Hispanics in the US are a nightmare for traditional polling: mostly young (over 50% between ages 18 and 30), highly connected through their mobile (smartphone ownership is over 75%) and subsequently heavy data and app users.
Researching public opinion is a very important activity in all democratic societies. It is truly the only option we have to make our voices heard as a group. The importance multiplies when it comes to voicing the concerns of minorities. This is why Adsmovil, a Cisneros Interactive company, partnered earlier this year with Florida International University’s (FIU) Latino Public Opinion Forum to launch the New Latino Voice tracking polls. A full fledged website with research and findings will follow.

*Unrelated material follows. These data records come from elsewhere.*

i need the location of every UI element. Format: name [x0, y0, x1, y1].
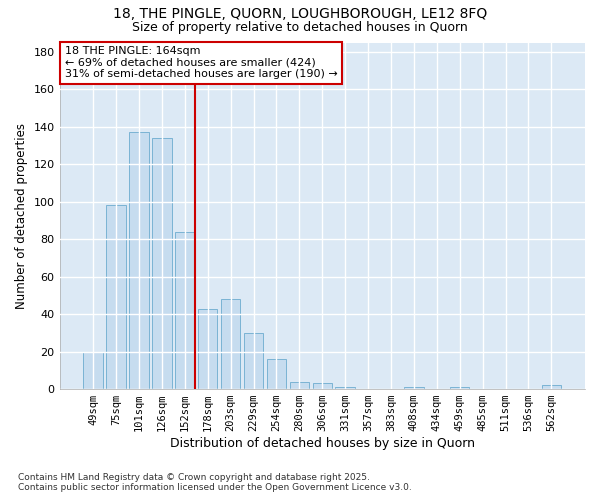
Y-axis label: Number of detached properties: Number of detached properties	[15, 123, 28, 309]
Text: 18 THE PINGLE: 164sqm
← 69% of detached houses are smaller (424)
31% of semi-det: 18 THE PINGLE: 164sqm ← 69% of detached …	[65, 46, 338, 79]
Bar	[244, 333, 263, 389]
Bar	[175, 232, 194, 389]
Bar	[129, 132, 149, 389]
Bar	[221, 299, 241, 389]
Bar	[313, 384, 332, 389]
Bar	[106, 206, 126, 389]
Bar	[290, 382, 309, 389]
Bar	[542, 386, 561, 389]
Text: Size of property relative to detached houses in Quorn: Size of property relative to detached ho…	[132, 21, 468, 34]
Bar	[198, 308, 217, 389]
Bar	[83, 352, 103, 389]
X-axis label: Distribution of detached houses by size in Quorn: Distribution of detached houses by size …	[170, 437, 475, 450]
Bar	[267, 359, 286, 389]
Bar	[152, 138, 172, 389]
Text: Contains HM Land Registry data © Crown copyright and database right 2025.
Contai: Contains HM Land Registry data © Crown c…	[18, 473, 412, 492]
Bar	[335, 387, 355, 389]
Text: 18, THE PINGLE, QUORN, LOUGHBOROUGH, LE12 8FQ: 18, THE PINGLE, QUORN, LOUGHBOROUGH, LE1…	[113, 8, 487, 22]
Bar	[404, 387, 424, 389]
Bar	[450, 387, 469, 389]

Adsmovil has been running mobile advertising campaigns to US Hispanics since 2011. We know our trade and we have now successfully applied it to political polls.
Alongside FIU Professor Eduardo Gamarra, we designed, ran and published weekly polls for over five months covering Hispanic voting preferences and important issues. (Read some of the coverage we got from NPR, Univision, Latinousa, and WSJ ). Here are the results from the two main polls that ran nationally and in Florida, both are fully aligned with results from other polls serving as validation that mobile polling is a great alternative.

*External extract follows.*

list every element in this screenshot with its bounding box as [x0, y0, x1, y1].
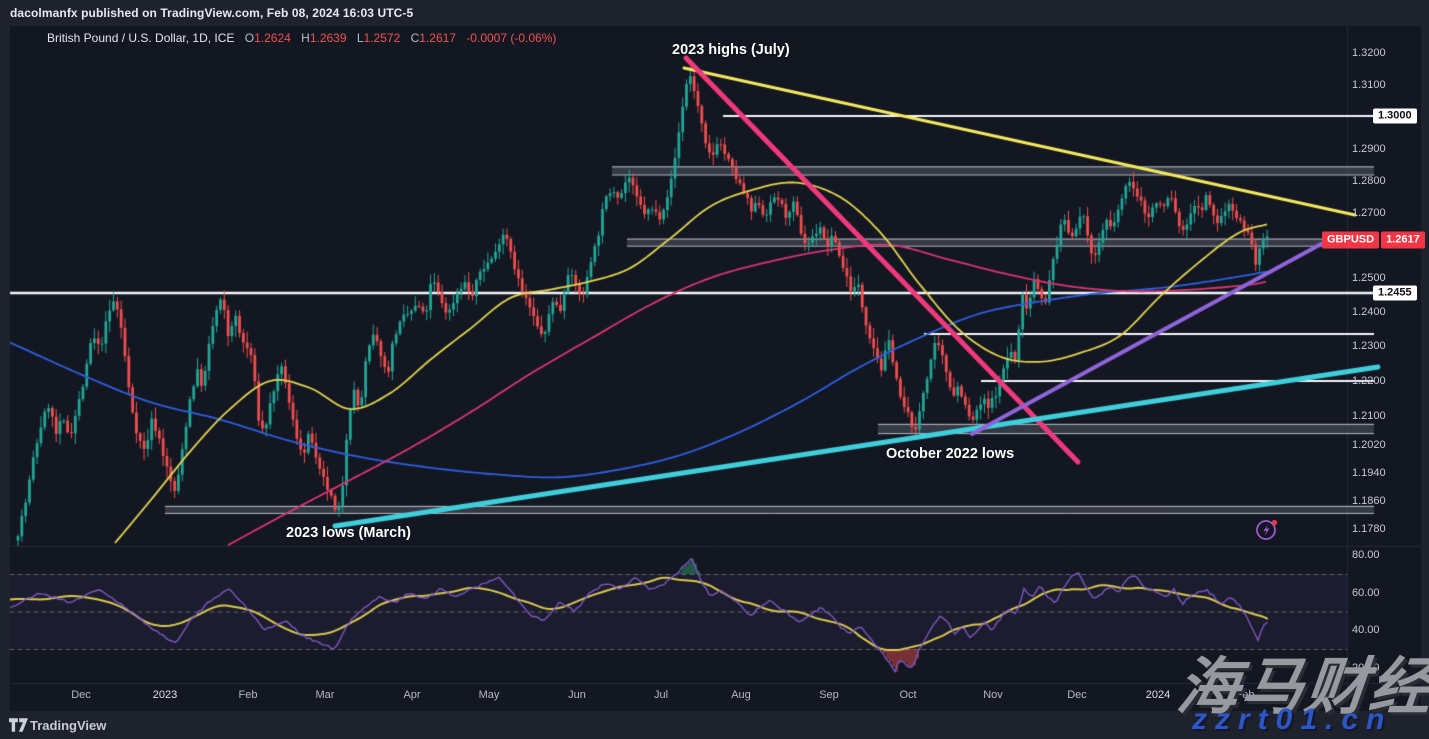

Over 200,000 Hispanics have been surveyed across the US. This is an enormous sample size by any poll standard. Consider that the average sample size for a traditional robocall campaign is 1,000. We have polled 200x more at probably the same cost. Impressed? Not yet? What if I told you that one of the key reasons has to do with user experience?
Mobile media transforms public opinion research (polls) to a type of “permission marketing”. Seth Godin defined permission marketing as “the privilege (not the right) of delivering anticipated, personal and relevant messages to people who actually want to get them”. People tend to be more receptive to prone to engage while on their mobile. We use our smartphones, among other things, to fill the empty moments in our days: our leisure time.
Mobile advertising, well executed, could be a delight. Our pollers participate in a non-intrusive opinion opportunity through a rich media piece. The user has total control over the experience and over 25% choose to make their opinions heard. Why? Because they are available and willing. That is the power of connecting to the right audience through the right media.